Jurassic Park Star Sam Neill Dies at 78 After Cancer Battle

Sam Neill, the New Zealand actor who became a household name playing paleontologist Dr. Alan Grant in the dinosaur blockbuster “Jurassic Park,” has passed away at the age of 78.

His family shared the news on social media, saying Neill’s death occurred in Sydney and was “sudden and unexpected but blessed by the fact that Sam remained cancer free.” Just this past April, Neill had publicly announced he had beaten blood cancer.

Throughout his career, critics praised Neill as “versatile” and “reliably excellent.” He took on leading roles across a wide spectrum of genres — from a submarine officer in the 1990 action-thriller “The Hunt for Red October” to portraying the anti-Christ in 1981’s “Omen III.”

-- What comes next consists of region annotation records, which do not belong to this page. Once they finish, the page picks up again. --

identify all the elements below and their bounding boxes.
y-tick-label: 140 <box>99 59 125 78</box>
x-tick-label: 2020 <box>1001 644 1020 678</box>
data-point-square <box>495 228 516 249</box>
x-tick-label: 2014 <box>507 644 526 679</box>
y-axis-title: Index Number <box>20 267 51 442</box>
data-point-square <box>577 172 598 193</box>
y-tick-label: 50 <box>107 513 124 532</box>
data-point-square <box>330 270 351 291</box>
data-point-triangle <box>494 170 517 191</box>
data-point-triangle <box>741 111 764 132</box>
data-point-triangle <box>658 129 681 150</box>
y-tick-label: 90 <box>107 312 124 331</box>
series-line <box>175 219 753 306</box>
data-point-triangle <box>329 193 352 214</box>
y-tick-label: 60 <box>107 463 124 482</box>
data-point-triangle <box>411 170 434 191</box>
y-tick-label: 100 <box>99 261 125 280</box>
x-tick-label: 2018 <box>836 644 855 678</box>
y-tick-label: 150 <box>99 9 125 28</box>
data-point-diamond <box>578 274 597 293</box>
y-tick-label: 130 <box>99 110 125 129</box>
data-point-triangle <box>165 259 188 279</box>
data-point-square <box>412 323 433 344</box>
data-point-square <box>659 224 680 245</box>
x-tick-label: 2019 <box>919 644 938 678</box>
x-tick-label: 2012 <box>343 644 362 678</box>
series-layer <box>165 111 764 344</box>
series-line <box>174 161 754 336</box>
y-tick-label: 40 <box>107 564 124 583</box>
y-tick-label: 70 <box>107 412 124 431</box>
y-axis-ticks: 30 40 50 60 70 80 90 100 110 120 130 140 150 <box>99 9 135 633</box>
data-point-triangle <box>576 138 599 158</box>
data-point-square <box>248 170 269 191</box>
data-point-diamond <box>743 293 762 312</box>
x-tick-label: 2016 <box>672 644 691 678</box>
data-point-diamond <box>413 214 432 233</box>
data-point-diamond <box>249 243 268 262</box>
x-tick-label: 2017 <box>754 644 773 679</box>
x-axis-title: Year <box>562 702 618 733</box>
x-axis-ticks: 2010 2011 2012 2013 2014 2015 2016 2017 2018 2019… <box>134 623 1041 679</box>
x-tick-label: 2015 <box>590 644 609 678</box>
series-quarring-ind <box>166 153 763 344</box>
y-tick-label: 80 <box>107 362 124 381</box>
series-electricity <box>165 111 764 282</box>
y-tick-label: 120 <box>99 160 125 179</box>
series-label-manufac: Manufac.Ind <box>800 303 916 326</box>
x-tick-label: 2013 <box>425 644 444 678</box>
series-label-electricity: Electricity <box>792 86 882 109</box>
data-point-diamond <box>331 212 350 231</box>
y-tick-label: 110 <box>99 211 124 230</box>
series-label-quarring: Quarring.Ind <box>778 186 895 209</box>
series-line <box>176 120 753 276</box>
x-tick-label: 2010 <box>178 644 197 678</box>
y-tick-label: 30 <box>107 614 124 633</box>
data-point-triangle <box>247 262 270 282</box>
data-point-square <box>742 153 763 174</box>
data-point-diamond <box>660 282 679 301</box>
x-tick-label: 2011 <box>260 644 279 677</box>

He also appeared alongside Holly Hunter in the Oscar-winning “The Piano” (1993) and opposite Meryl Streep in 1988’s “Evil Angels,” which was also released under the title “A Cry in the Dark.”

Neill was born in Omagh, a town in Northern Ireland, under the name Nigel John Dermot Neill. He relocated to New Zealand at age seven when his father, a New Zealander, left the army and chose to return to his homeland.

At 11 years old, he adopted the name Sam. In his 2023 memoir “Did I ever tell you this?,” he explained the reasoning: “to land in a primary school with a plum in the voice and Nigel for a name was asking for trouble.” He wrote that Sam was “easy to say, sounds friendly, sounds a bit blokey and has a touch of Labrador about it.”

By his own description, he was a “wonky, nerdy, unsporty, stuttering boy,” but school theater gave him his first taste of performing. He landed small parts in school productions, including playing a bridesmaid in “The Pirates of Penzance.” As he recalled in his memoir, “I liked getting a laugh.”

His career got its start with the low-budget New Zealand film “Sleeping Dogs” in 1977, which drew enough attention to open doors for higher-profile roles in Australia. Even as his international profile grew, Neill regularly returned to New Zealand to work. Among his most cherished roles at home was the grumpy Hector in the 2016 film “Hunt for the Wilderpeople,” directed by Taika Waititi.

He came close to a very different kind of fame in the mid-1980s when he screen-tested for the role of James Bond. However, he admitted his heart wasn’t in it and that he felt uncomfortable throughout the daylong audition. “You never want to be the Bond that no one likes — that’s a fate worse than death,” he once said on an Australian breakfast television program.

Over the course of his career, Neill received three Golden Globe nominations and two Primetime Emmy nominations. He took home three Australian television awards, including one in 2025 for “The Twelve.”

In 2022, after declining the honor for years, Neill accepted a knighthood recognizing his outstanding contribution to film. He said he agreed to accept it because he believed it was important for all the arts to receive recognition. “Acting might look easy, but it’s actually very hard. In fact, if it looks like it’s easy, it means that the actor is doing something very hard, very well,” he said.

Neill was married and divorced twice. In his later years, he divided his time between Australia and his vineyard in New Zealand’s Central Otago region. He launched his wine label “Two Paddocks” in 1997, producing Pinot Noir from land he owned there — a pursuit he called both thrilling and demanding.

He delighted fans on social media by regularly sharing photos of animals on his farm, many of which he named after celebrity friends, including a hen named Laura Dern and a bull named Graham Norton. He had also recently spoken out publicly against a proposed new mine in the area.

He is survived by two sons and two daughters.